Interesująca sprawa ze Stanów Zjednoczonych, która udowadnia, że jak trzeba, to kij się zawsze znajdzie. Taxi and Limousine Comission (TLC), która wydaje pozwolenia na nowe taksówki na ulicach Nowego Jorku, zablokowała właśnie tabor Tesli Model Y. Uznano, że na ulicach „będzie za dużo samochodów”.
Tesle nie, bo nie
O wprowadzenie na nowojorskie ulice 50 Tesli starał się startup Revel. Gdyby chodziło o samochody spalinowe, startup mógłby jedynie złożyć wniosek i pokornie czekać na jego akceptację. Jednak firma skorzystała z nowelizacji regulaminu TLC, który mówił, że auta elektryczne będą traktowane na innych zasadach, żeby zwiększyć ich liczbę na ulicach miasta. Revel chciał jeździć zmodyfikowanymi Teslami Y, z których usuwany byłby jeden z foteli, by zapewnić większą wygodę pasażerom:
W momencie, gdy startup ogłosił swoje plany, TLC zakomunikowało, że kończy z preferencjami dla elektryków.
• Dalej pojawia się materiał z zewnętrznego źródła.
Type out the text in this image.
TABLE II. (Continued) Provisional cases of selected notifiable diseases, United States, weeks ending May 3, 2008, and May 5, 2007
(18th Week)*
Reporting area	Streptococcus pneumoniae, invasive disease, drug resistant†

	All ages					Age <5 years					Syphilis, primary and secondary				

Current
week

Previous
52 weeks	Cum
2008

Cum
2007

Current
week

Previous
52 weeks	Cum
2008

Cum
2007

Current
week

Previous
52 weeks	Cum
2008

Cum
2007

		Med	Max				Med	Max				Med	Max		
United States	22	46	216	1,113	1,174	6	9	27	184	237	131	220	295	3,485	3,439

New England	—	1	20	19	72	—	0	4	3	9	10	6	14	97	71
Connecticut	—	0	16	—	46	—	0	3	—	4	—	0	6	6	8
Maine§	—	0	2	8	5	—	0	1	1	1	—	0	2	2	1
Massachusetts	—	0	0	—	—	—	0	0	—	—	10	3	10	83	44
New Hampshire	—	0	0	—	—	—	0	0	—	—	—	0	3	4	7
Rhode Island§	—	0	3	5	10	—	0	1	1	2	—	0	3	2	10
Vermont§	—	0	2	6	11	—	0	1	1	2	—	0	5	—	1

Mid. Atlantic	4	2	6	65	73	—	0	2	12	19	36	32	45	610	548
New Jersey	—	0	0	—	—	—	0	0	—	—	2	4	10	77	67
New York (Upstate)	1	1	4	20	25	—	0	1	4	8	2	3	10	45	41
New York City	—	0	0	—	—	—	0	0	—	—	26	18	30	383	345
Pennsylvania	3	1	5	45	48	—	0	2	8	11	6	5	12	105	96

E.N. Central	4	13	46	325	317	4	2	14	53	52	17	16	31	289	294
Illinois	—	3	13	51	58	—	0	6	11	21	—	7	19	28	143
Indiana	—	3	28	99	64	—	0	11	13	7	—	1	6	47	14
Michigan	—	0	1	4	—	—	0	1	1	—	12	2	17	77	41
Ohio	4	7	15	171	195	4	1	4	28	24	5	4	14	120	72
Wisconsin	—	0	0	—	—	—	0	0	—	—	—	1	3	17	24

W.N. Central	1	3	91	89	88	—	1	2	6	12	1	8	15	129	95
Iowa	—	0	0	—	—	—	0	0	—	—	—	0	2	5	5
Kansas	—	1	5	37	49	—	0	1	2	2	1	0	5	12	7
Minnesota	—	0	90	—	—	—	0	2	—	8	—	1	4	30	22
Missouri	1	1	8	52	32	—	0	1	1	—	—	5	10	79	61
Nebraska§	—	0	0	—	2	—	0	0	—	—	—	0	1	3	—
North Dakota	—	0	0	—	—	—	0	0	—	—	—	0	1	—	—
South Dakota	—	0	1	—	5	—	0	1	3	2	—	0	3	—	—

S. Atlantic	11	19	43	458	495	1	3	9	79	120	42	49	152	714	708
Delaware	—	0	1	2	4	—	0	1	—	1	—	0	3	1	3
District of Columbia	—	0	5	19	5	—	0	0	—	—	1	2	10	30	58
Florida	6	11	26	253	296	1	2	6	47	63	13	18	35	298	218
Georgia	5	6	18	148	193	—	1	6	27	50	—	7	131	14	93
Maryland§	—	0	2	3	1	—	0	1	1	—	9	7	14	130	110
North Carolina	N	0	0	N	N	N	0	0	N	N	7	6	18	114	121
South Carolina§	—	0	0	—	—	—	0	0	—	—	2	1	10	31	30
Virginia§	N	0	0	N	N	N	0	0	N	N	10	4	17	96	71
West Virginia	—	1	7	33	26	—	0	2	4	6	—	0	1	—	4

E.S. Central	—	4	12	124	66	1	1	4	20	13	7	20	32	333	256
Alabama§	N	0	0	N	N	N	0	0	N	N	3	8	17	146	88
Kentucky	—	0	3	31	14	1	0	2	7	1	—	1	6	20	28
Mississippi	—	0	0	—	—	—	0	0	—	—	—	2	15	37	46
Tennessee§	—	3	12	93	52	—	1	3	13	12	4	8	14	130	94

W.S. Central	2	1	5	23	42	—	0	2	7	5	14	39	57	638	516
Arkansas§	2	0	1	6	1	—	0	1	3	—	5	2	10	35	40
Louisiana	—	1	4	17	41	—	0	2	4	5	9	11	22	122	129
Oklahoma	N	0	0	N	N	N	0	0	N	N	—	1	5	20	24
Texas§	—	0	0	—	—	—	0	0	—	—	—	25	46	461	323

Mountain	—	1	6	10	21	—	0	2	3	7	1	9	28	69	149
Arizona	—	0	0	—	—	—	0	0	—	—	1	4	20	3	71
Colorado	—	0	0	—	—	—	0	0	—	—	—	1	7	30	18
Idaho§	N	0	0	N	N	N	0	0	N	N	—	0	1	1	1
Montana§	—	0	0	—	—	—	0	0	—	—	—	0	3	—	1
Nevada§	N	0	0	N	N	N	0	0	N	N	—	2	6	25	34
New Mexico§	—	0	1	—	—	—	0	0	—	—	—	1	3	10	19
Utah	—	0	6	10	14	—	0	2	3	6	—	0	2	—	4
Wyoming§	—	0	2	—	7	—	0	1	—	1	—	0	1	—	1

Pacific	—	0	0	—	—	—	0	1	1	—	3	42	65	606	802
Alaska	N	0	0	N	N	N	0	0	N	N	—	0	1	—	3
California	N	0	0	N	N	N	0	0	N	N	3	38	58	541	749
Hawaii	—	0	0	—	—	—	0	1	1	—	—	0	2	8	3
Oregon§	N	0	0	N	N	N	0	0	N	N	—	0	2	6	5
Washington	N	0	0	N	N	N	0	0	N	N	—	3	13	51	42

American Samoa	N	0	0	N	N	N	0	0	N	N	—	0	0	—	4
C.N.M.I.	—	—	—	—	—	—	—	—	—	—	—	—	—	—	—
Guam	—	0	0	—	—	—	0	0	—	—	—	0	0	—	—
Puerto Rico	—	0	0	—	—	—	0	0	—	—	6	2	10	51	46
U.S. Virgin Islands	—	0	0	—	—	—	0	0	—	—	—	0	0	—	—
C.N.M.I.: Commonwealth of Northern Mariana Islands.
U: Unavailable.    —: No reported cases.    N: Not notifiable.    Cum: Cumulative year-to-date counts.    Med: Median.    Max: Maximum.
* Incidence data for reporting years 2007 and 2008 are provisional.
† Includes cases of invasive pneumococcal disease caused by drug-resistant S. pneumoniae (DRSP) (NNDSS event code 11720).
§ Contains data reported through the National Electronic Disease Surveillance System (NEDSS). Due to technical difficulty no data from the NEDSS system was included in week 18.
Inicjatywa Revel nie zyskała akceptacji, a w uzasadnieniu podano, że komisja nie chce, by wykorzystywano tę sposobność do zalania ulic Nowego Jorku dodatkowymi samochodami. To jednak nie koniec.
TLC zaproponowało, żeby Revel zrezygnował z elektryków i kupił licencję na 50 samochodów spalinowych. Co stoi w całkowitej sprzeczności z deklarowanymi wcześniej ideami dotyczącymi czystego powietrza i promocji zerowej emisji. Według analityków i dziennikarzy chodzi tutaj wyłącznie o chęć zachowania władzy na lukratywnym rynku nowojorskich taksówek.